A tensor is a generalized multi-dimensional array that extends the familiar concepts of scalars, vectors, and matrices into arbitrary numbers of dimensions. A scalar is a 0-dimensional tensor, a vector is 1-dimensional, a matrix is 2-dimensional, and higher-order tensors capture increasingly complex structures. In machine learning, tensors serve as the universal container for data and model parameters alike — a batch of color images, for instance, is naturally represented as a 4D tensor with dimensions corresponding to batch size, height, width, and color channels.
Tensors are not merely passive data containers; they are the substrate on which all computation in modern deep learning frameworks operates.

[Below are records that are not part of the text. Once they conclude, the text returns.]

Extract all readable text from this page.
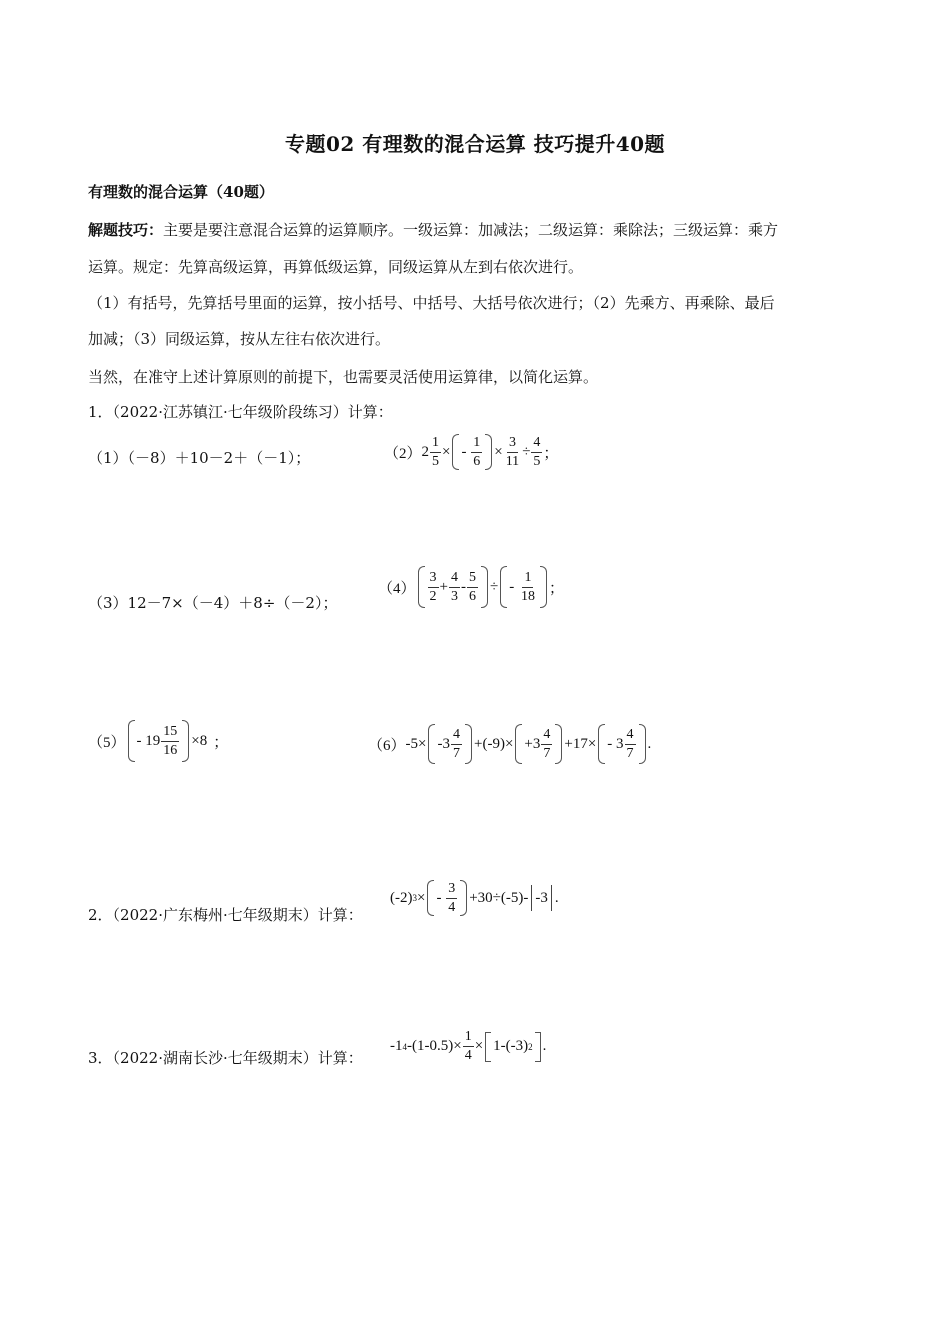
专题02 有理数的混合运算 技巧提升40题
有理数的混合运算（40题）
解题技巧：主要是要注意混合运算的运算顺序。一级运算：加减法；二级运算：乘除法；三级运算：乘方
运算。规定：先算高级运算，再算低级运算，同级运算从左到右依次进行。
（1）有括号，先算括号里面的运算，按小括号、中括号、大括号依次进行；（2）先乘方、再乘除、最后
加减；（3）同级运算，按从左往右依次进行。
当然，在准守上述计算原则的前提下，也需要灵活使用运算律，以简化运算。
1．（2022·江苏镇江·七年级阶段练习）计算：
（1）（－8）＋10－2＋（－1）；	（2） $2 \frac{1}{5}$ × -
$\frac{1}{6} \times \frac{3}{11} \div \frac{4}{5}$ ；
（3）12－7×（－4）＋8÷（－2）；
$(4) \frac{3}{2} + \frac{4}{3} - \frac{5}{6}$ ÷ -
$\frac{1}{18}$ ；
（5） -
$19 \frac{15}{16} \times 8$ ；	（6） $-5\times - 3 \frac{4}{7} + (-9)\times + 3 \frac{4}{7} +17\times$ -
$3 \frac{4}{7}$ .
2．（2022·广东梅州·七年级期末）计算：
(-2) 3 × -
$\frac{3}{4} +30\div(-5)-$ -3 .
3．（2022·湖南长沙·七年级期末）计算：
-1 4 $-(1-0.5)\times \frac{1}{4} \times 1-(-3)$ 2 .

Libraries like TensorFlow and PyTorch define rich algebras over tensors, supporting operations such as element-wise arithmetic, matrix multiplication, convolution, and reshaping. Critically, these frameworks track the computational graph formed by tensor operations, enabling automatic differentiation — the engine behind backpropagation. This means gradients can be computed with respect to any tensor in the graph, making end-to-end training of complex models both practical and efficient.
The practical importance of tensors in deep learning is also tied to hardware. Graphics processing units (GPUs) and dedicated accelerators like TPUs are architecturally optimized for the kinds of dense, parallelizable arithmetic that tensor operations require. By expressing neural network computations as sequences of tensor operations, frameworks can transparently dispatch work to these accelerators, achieving the throughput necessary to train large models on massive datasets. The alignment between the tensor abstraction and hardware capabilities is a key reason deep learning scaled so dramatically through the 2010s.
Beyond images, tensors naturally represent virtually every modality encountered in machine learning: sequences of word embeddings in NLP are 3D tensors, video data adds a temporal dimension to image tensors, and graph neural networks operate on tensors encoding node features and adjacency structure. This universality makes the tensor the single most important data structure in the field, and fluency with tensor shapes, broadcasting rules, and contraction operations is considered a foundational skill for any deep learning practitioner.